The new Fallout 76 video game — to be released by Bethesda Softworks on November 14, 2018 — might have been set in Pennsylvania rather than West Virginia. However, one of the game’s developers says he found West Virginia’s landscape more alluring.

“We were considering either West Virginia or Pennsylvania, but I decided I liked West Virginia more,” said Nathan Purkeypile, who spent months touring the Mountain State incognito, visiting many landmarks, both obscure and world-famous.

Purkeypile: “I liked W.Va. more.”

“I thought the terrain was interesting and that there were many opportunities to explore a remarkable landscape here. There was certainly a lot to work with.”

Citing the windswept barrier of the lofty Allegheny Mountains, which divides West Virginia’s Ohioan and Potomac regions, Purkeypile said he found plenty of terrain for players to explore.

The Savage Divide, as the Alleghenies are so-named in the game, represents one of the major regions in “Appalachia,” as West Virginia is called in the game, which plays out in an alternate version of an Earth decimated by nuclear catastrophe.

The revolutionary game has gained a cult following since news of its creation was announced in spring. Unlike early inceptions of the Fallout series, the multiplayer role-playing video game can be played on a variety of platforms, players can establish permanent settlements, and the game will be expanded and developed for years to come.

Grinning, Purkeypile pointed to many real-world landmarks in the game with which he was particularly enamored — including the Palace of Gold near Wheeling, the Trans-Allegheny Lunatic Asylum at Weston, and Spruce Knob, at 4,863 feet above sea level, the highest point in West Virginia, where developers have replaced the current real-world lookout with an elaborate tower.

Purkeypile said that as far as he knows he remained anonymous during his exploration of the state, during which he snapped many photos while pretending a tourist rather than a developer for what may be one of the era’s most remarkable video games.

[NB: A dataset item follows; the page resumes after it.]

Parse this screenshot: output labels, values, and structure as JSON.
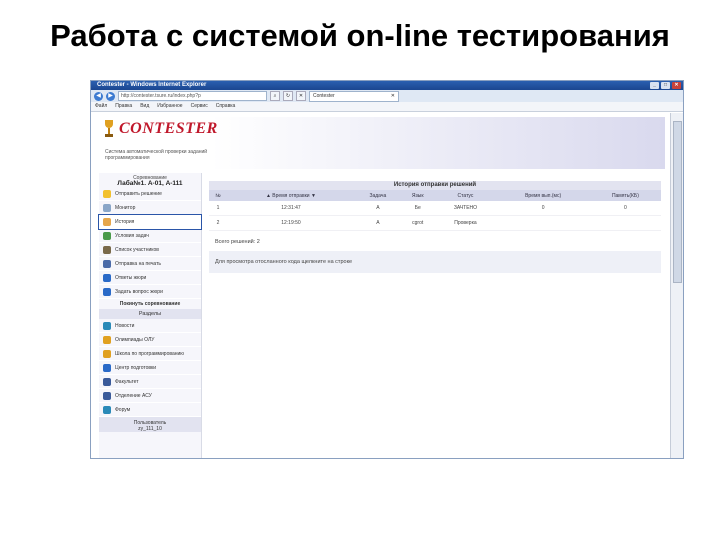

The Mire and Savage Divide mapped

“I doubt many people realized who I was or what I was doing,” he said, musing on his tour of the Trans-Allegheny Asylum, a museum dedicated to the history of the treatment of mental illness that occupies one of the largest cut-stone buildings in the world.

“I was taking a lot of photos, but I don’t think they knew who I was.”

Purkeypile obviously enjoyed the reconnaissance work, especially when it came to mapping small, out-of-the-way places, such as The Tractor Bar at Mount Nebo, near Summersville, West Virginia, a unique watering hole that occupies a former tractor dealership.

The game is also famously haunted my several monsters, including Mothman and the Grafton Monster, the origins of which draw on West Virginia lore.

Purkeypile also worked as a world artist on the Fallout 3 game, which takes place in A.D. 2277 on the East Coast — mostly in Washington, D.C., southwestern Maryland, eastern Pennsylvania and northeastern Virginia.